第8話
長かった1日が終わり一人暮らしをしている家に帰宅する。
入学式の2日前に越してきたばかりなのでまだ部屋の中は片付いていない。
お隣さんに挨拶しようと思ったが、引っ越しの日は不在で挨拶出来なかったのである。
『今ならいるかな?』
手土産を持ち隣の部屋のインターホンを押す。
ー ピンポーン ー
暫くして足音が聞こえてくる。
「はーい。今出まーす。」
若い男性の声が聞こえた。
『初めまして!最近隣に引っ越してきました。東雲 凛と申します!
近くの音大に通ってて、楽器の音とかうるさいかもなので・・・。
これからどうぞよろしくお願いします。こちらつまらないものですが。』
「これはどうも。

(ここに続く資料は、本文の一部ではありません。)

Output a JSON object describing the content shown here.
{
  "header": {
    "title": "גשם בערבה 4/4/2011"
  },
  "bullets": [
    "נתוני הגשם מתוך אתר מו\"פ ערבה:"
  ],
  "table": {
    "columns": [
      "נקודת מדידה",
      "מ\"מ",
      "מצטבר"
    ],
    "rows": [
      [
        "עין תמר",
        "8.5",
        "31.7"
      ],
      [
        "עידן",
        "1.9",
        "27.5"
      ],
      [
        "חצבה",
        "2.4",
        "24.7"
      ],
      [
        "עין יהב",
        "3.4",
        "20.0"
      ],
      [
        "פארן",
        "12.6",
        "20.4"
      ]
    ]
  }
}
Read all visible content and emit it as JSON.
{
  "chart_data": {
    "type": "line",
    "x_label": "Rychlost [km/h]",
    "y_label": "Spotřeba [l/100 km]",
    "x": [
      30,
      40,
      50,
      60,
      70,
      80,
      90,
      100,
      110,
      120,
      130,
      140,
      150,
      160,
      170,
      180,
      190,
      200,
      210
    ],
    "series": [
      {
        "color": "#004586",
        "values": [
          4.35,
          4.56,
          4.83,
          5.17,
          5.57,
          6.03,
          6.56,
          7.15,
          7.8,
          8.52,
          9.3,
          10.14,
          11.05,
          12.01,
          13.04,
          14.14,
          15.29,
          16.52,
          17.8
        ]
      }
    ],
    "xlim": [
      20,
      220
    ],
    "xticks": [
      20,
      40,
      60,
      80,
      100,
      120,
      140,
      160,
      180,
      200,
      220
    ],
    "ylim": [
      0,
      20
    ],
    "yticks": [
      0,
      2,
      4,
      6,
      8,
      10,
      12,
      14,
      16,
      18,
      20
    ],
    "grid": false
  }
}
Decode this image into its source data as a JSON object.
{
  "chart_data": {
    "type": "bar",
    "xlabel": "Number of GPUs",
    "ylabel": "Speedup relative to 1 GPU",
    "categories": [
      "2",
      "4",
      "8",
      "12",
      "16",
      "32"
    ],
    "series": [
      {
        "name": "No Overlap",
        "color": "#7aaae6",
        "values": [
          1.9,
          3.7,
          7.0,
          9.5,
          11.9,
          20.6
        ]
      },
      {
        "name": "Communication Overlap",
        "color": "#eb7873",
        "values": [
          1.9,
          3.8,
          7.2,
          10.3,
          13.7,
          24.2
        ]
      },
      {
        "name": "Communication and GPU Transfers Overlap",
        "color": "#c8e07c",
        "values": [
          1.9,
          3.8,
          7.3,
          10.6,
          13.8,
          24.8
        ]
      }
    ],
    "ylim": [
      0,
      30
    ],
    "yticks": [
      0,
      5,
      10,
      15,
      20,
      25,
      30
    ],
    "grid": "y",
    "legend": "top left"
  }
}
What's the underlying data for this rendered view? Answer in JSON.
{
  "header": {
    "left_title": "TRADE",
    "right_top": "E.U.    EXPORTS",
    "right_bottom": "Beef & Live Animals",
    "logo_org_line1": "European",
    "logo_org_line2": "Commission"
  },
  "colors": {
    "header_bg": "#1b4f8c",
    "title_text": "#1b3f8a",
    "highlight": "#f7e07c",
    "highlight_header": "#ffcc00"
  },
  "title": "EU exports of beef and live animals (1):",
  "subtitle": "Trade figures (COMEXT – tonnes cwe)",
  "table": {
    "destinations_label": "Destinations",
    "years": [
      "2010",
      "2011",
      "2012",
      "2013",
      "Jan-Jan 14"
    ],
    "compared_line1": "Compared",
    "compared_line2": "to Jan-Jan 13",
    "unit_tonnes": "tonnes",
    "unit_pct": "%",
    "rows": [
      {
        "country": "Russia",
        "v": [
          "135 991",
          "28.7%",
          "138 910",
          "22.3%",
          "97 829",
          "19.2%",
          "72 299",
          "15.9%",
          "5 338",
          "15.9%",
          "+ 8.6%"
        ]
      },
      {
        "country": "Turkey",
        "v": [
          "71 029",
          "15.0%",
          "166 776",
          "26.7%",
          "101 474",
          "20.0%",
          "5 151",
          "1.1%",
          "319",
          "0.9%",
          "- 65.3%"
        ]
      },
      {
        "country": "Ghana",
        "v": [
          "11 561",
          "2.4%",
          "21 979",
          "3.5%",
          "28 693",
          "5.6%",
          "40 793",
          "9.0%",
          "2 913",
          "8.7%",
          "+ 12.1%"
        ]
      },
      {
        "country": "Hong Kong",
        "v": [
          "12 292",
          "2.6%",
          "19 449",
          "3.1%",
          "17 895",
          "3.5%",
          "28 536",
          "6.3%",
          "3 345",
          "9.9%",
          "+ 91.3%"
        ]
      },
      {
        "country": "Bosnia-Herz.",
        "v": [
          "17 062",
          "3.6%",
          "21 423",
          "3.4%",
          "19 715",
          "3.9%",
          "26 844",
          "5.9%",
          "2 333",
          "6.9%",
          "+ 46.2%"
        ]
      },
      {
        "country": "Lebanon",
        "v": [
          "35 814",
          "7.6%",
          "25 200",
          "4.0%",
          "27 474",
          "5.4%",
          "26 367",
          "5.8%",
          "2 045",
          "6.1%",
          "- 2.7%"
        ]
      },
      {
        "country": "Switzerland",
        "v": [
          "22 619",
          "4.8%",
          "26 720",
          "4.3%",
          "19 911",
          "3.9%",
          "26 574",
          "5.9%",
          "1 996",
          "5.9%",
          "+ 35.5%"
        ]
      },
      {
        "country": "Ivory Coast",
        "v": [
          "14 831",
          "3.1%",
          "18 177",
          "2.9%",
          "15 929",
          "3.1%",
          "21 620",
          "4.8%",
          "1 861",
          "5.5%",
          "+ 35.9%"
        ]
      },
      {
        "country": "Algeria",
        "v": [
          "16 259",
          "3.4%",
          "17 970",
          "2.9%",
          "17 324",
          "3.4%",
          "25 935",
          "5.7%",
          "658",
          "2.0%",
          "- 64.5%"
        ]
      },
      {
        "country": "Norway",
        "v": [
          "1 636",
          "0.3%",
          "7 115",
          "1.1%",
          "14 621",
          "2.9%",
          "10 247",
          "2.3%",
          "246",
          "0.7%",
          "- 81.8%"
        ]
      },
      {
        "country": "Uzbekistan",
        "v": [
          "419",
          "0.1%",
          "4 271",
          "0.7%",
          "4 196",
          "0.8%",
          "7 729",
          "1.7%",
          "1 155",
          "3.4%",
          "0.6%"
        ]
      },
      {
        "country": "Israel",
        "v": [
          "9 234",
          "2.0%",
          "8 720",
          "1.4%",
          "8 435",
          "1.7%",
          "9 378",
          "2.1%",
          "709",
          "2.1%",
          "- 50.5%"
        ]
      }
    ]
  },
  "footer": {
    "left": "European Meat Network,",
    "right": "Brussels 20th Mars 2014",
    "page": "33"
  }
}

僕はこの部屋の住人で速水 俊(はやみ すぐる)といいます。音楽関係の仕事してるからそういうのわかるし、全然気にしなくて大丈夫ですよ。」
『音楽関係の方なんですか!!偶然ですね!ご理解頂けるなんて思ってもなかったので嬉しいです!』
「ははっ(笑)元気でいいね。困ったことがあればいつでも言ってね。」
『はい!よろしくお願いします!』
・・・まさか高身長イケメンがお隣さんだなんて聞いてない。
速水さんへの挨拶が済み、自分の部屋に戻る。
ちなみに反対側の人は今日も不在だった。
『はぁ~、緊張したー!あんなイケメンがお隣だなんて。これからは物音とか気を付けないと。』
引っ越しの片づけを再開する。
『あ、これ・・・。』
段ボールの中から縦長の箱が出てくる。
『懐かしいな・・・。もう一年か・・・。恭平元気にしてるかな・・・。』
中身を手に取りベランダに出る。
『ちょっと寒いかな』
春とはいえ、少し肌寒い。
ネックレスを空に浮かぶ月にかざす。
『この五線譜に君への想い綴る時 君は何を見ているのだろう———』
~♪
この曲はあの頃の恭平に向けて私が書いた曲。
タイトルはついていない。
誰に聴かせる為でもなくただ歌う。
…それを聴いてる人がいるとも知らずに…。